Nkrumah’s inzet voor kwalitatief hoogwaardige huisvesting voor de smelterijarbeiders was bewonderenswaardig – maar het zakenconsortium deelde deze genereuze visie niet en was zelfs niet bereid de meest elementaire woningen te financieren. Het idee om te voorzien in uitgebreide sportfaciliteiten en een infrastructuur van hoge kwaliteit was een anathema. De onderhandelingen mislukten uiteindelijk.

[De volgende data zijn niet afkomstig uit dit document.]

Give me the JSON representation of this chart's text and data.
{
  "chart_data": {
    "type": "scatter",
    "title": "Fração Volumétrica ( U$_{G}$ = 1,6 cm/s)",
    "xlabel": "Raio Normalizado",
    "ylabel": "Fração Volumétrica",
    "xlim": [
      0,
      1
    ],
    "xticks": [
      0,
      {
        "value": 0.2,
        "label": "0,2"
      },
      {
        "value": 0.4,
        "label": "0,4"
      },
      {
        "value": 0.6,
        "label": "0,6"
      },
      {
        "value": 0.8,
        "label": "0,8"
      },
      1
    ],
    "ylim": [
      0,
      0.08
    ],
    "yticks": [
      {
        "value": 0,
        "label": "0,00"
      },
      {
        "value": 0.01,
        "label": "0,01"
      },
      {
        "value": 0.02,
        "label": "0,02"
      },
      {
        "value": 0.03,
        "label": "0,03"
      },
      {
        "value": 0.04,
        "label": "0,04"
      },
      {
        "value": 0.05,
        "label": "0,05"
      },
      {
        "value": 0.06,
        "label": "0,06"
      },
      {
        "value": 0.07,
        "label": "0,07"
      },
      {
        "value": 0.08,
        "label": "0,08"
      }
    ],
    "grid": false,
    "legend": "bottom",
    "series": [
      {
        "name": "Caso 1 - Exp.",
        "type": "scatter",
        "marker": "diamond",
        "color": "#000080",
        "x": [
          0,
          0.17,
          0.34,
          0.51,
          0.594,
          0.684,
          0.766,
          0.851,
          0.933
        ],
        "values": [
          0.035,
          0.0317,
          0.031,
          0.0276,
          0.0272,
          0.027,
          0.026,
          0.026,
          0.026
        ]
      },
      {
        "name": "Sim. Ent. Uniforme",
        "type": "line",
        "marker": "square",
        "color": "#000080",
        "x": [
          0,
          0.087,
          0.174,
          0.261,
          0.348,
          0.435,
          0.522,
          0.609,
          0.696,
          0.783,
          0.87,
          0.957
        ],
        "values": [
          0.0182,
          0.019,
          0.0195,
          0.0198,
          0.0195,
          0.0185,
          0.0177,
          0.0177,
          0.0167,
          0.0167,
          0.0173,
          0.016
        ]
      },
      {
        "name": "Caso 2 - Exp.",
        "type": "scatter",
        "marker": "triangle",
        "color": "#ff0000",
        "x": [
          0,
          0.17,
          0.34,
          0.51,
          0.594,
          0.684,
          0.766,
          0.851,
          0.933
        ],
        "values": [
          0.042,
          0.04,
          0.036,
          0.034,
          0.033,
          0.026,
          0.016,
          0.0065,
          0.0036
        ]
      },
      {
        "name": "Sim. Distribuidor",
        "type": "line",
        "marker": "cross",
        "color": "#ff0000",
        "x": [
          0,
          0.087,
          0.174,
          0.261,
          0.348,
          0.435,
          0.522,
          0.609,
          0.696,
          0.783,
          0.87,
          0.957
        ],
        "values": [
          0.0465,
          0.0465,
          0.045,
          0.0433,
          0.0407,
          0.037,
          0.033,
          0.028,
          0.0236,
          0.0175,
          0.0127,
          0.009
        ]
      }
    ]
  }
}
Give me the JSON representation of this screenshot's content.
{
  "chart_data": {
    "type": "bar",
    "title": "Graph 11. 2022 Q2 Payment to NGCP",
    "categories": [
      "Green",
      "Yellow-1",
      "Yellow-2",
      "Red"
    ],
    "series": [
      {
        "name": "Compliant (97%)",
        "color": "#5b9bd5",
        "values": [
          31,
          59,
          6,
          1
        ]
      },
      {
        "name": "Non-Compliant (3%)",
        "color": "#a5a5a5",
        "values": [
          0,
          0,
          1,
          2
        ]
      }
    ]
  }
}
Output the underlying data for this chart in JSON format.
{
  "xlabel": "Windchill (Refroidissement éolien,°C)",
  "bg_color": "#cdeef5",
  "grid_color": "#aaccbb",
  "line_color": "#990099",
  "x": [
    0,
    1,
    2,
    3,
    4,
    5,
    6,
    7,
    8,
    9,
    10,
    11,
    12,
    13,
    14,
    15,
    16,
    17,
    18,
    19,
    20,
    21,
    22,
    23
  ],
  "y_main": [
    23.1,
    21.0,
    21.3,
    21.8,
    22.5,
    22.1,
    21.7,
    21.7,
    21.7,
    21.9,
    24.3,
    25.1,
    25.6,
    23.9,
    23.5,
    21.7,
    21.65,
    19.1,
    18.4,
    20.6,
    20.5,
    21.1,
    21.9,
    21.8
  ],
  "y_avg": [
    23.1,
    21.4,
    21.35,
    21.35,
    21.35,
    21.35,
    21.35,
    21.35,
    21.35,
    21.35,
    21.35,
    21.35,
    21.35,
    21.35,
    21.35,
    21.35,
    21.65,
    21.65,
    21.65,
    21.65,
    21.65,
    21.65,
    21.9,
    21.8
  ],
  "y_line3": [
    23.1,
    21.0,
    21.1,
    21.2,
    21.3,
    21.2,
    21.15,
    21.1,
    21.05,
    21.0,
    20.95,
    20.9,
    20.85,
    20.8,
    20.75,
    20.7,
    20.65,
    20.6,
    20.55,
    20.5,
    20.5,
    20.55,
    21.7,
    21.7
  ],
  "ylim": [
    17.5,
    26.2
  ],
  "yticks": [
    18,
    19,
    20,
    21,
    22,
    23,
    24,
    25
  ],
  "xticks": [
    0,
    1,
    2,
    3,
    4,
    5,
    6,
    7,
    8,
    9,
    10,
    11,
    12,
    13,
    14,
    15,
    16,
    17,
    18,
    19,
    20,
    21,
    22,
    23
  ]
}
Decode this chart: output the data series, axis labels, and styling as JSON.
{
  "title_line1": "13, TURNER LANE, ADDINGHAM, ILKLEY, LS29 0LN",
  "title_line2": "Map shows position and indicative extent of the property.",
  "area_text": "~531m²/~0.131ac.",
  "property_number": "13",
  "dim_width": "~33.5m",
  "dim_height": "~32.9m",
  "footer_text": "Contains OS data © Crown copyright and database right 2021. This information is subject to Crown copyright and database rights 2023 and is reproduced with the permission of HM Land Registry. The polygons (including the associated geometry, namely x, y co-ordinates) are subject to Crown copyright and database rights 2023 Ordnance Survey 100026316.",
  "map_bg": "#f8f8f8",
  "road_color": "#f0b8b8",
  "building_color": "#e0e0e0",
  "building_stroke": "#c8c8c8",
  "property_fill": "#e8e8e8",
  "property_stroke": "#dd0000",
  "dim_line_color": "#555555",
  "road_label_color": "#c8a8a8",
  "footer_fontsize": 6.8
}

Maar het project was te belangrijk voor Nkrumah en hij bleef zoeken naar nieuwe partners, waaronder steun uit de Sovjet-Unie, wat het VK en de VS grote zorgen baarde. Uiteindelijk stemde de Amerikaanse staalmagnaat en dambouwer Henry J. Kaiser ermee in het project te leveren. De overeenkomst hield in dat de smelterij dichter bij de nieuwe stad Tema zou worden gevestigd en dat geïmporteerd bauxiet uit de VS zou worden gebruikt. Dit vernietigde Nkrumah’s aspiraties om lokale grondstoffen te gebruiken.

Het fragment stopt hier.